Britain, and figures such as Gertrude Bell, played a large role in the shaping of the borders of Iraq and the Levant. Indeed, some go as far as to argue that we created this mess. While this claim cannot be accepted in its entirety, Britain should, nevertheless, play an active role in helping the people of this region whom we have failed to protect.
As a P5 member, Britain must take steps to hold accountable those responsible for the crimes committed against Yazidis, including locals who joined Isis in committing these crimes. We must take the necessary measures to prevent a recurrence of such horrors.

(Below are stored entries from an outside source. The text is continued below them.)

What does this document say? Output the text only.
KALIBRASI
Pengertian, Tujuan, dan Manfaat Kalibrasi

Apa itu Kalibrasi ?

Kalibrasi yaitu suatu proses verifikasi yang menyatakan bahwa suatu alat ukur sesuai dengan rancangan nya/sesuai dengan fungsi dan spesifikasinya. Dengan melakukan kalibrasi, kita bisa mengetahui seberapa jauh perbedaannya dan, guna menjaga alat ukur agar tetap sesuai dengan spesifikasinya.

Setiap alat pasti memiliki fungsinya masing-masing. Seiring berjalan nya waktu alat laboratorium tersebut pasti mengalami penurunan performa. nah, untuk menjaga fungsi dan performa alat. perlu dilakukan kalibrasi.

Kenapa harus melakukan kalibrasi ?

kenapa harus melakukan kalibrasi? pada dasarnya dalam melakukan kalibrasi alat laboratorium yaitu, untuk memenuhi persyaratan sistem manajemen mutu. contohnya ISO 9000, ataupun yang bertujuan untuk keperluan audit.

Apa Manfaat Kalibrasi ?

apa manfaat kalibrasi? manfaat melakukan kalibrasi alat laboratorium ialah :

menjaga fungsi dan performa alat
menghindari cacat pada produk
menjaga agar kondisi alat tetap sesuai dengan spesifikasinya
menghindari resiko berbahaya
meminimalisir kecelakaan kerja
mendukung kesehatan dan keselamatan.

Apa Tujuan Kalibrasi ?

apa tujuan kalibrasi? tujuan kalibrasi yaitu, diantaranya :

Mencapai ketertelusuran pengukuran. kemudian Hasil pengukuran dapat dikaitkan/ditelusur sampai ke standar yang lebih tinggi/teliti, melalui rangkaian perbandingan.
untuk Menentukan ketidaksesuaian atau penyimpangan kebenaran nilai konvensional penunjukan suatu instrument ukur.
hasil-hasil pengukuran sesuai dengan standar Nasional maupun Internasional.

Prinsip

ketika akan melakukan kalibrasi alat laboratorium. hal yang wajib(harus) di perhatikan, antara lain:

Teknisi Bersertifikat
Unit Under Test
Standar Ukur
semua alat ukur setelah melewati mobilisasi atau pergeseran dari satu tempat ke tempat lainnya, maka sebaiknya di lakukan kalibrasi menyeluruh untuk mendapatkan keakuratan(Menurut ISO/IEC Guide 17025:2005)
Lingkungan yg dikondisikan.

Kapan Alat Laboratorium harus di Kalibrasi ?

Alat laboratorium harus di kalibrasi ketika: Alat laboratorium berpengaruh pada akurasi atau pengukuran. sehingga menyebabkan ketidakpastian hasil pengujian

We must also ask ourselves why it is that we fail to give it the attention it deserves. Is it guilt from our complicity in the misery unleashed from the invasion of Iraq? Is it the sheer complexity of the Middle Eastern conflict? Or is it something deeper, rooted in our apathetic torpor?
Nadia Murad, a former sex slave of Isis fighters, documented her traumatic experiences in her book, The Last Girl: My Story of Captivity, and My Fight Against the Islamic State, in which she states that “[she] want[s] to be the last girl in the world with a story like [hers]”. The UK Government must do all it can, at home and abroad, to fulfil this wish.
The Yazidis claim they have, in their long history, suffered 73 cases of persecution over the centuries. The international community, Britain included, failed to prevent the 74th. Let there never be a 75th.